{australien_flagge}Today almost certainly marks the beginning of a world career for the formerly niche HPA (high purity alumina) product. FYI Resources (ASX: FYI; FRA: SDL) and Alcoa (NYSE: AA) have agreed on a joint development path to build significant HPA production after months of negotiations. The parties intend to proceed with the parallel development of a large-scale demonstration plant (with a capacity of ~1,000 tpa of HPA, at a site to be confirmed) and a large-scale production plant with a capacity of ~8,000 tpa of HPA. If the cost estimates are within the range set by DFS, Alcoa would contribute a total of $194 million, and FYI Resources would have to spend just a maximum of ~US$6 million until large-scale production is realized. According to the agreed term sheet, any cost overruns or underruns would be allocated proportionately to the partners.

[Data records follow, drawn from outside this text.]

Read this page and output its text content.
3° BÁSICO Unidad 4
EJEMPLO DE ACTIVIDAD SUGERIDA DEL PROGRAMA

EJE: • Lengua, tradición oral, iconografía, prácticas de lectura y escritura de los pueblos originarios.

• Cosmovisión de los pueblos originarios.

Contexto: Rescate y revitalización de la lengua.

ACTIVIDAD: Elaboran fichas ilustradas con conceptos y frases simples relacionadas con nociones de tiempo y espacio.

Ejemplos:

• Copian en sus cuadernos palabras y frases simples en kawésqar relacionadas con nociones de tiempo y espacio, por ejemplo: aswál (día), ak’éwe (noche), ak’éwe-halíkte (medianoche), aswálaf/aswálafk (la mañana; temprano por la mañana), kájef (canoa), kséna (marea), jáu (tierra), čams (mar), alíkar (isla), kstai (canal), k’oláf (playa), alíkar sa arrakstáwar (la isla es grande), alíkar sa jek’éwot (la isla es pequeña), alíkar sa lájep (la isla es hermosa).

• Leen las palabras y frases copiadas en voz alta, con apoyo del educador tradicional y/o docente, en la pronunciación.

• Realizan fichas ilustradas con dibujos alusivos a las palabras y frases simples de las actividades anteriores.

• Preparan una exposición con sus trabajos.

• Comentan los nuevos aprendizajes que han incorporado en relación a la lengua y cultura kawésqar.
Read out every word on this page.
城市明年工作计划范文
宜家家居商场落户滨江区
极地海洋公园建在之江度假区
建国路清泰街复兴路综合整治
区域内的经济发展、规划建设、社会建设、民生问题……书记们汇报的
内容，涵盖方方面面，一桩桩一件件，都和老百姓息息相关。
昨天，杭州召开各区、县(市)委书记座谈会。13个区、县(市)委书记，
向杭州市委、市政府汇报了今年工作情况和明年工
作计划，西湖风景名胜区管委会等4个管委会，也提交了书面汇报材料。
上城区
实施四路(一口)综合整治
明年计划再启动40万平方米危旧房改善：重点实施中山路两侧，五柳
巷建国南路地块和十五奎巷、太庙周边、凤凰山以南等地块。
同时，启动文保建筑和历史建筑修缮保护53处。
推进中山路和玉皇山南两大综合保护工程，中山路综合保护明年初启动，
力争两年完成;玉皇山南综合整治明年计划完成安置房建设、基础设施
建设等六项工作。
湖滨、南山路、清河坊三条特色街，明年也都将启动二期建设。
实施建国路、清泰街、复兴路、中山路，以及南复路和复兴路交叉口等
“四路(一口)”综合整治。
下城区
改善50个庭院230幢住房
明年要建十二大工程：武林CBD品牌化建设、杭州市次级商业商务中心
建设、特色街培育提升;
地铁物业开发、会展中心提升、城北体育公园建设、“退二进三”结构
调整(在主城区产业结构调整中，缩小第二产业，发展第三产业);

If everything goes according to plan, the formal conclusion of the joint venture is expected to take place in 2023 when the large-scale production facility is commissioned. For now, the parties have agreed on a binding term sheet that will serve as the basis for the subsequent formal formation of the joint venture between Alcoa and FYI on a 65% to 35% basis. Both parties expect the joint development to unlock significant project value by combining Alcoa’s technical expertise and experience in building and operating refining facilities with FYI’s innovative HPA processing process and industry knowledge and customer contacts. Both partners intend to advance the long-term HPA strategy as outlined in FYI Resources’ March 2021 Final Feasibility Study.
FYI Resources’ Managing Director, Roland Hill, stated, “The agreement on a joint development path for our HPA project is a transformative event for FYI. The strong agreement between the parties and the resulting HPA business case are outstanding. Today’s agreement brings the possibility of production closer to reality without further diluting our shareholders. FYI believes that a future JV will form a robust structure that will allow DFS’ goals to become a reality. At the same time, the international HPA market is forecast to experience significant growth in tandem with the global upsurge in electromobility and new HPA applications. FYI believes the project has the potential to increase production in multiple jurisdictions, including North America and Europe. FYI would like to thank Alcoa for its professional and dedicated work during the due diligence phases and business discussions. We look forward to working together to build an essential HPA business and realize our vision for HPA.”
Bottom line: You can tell from the press release that Alcoa lawyers were instrumental in writing this. Lawyers are concerned about hedging, and they therefore distinguish between the initiation (“entering”) of a joint venture and the formal consummation (“forming”) of a joint venture. However, the spirit of the agreement now reached between Alcoa and FYI is different: Alcoa, together with FYI, wants to become the dominant player for HPA worldwide. To that end, Alcoa is providing US$194 million. FYI would need to raise just US$6 million by the time it reaches large-scale production, assuming DFS’s estimated costs are met. That, as Managing Director Roland Hill rightly says, is the best solution for FYI shareholders because dilution remains minimal. In the end, FYI shareholders could become a 35 percent shareholder in a billion-dollar global company whose growth would likely be just beginning with the first 8,000-ton facility.
However, the market reacted to today’s news with a share price slide of more than 30 percent. This is partly due to disappointed expectations that FYI could claim a larger share in the joint venture. The criticism is: Is FYI giving up control with 35%? Moreover, there is no immediate conclusion of a formal joint venture. Theoretically, things could still go wrong. The cryptic wording of the announcement then did the rest to ensure that the good news was ill taken. But if Roland Hill is to be believed, the spirit of the agreement is quite different. He believes he has negotiated the best possible deal with the worlds leading alumina producer to bring the project into production. After all, he no longer needs to worry about complex loan financing, because Alcoa will pay 97 percent of the capex – if everything goes according to plan and the Company progresses towards production and receiving up to US$80mpa in pro-rata EBIT.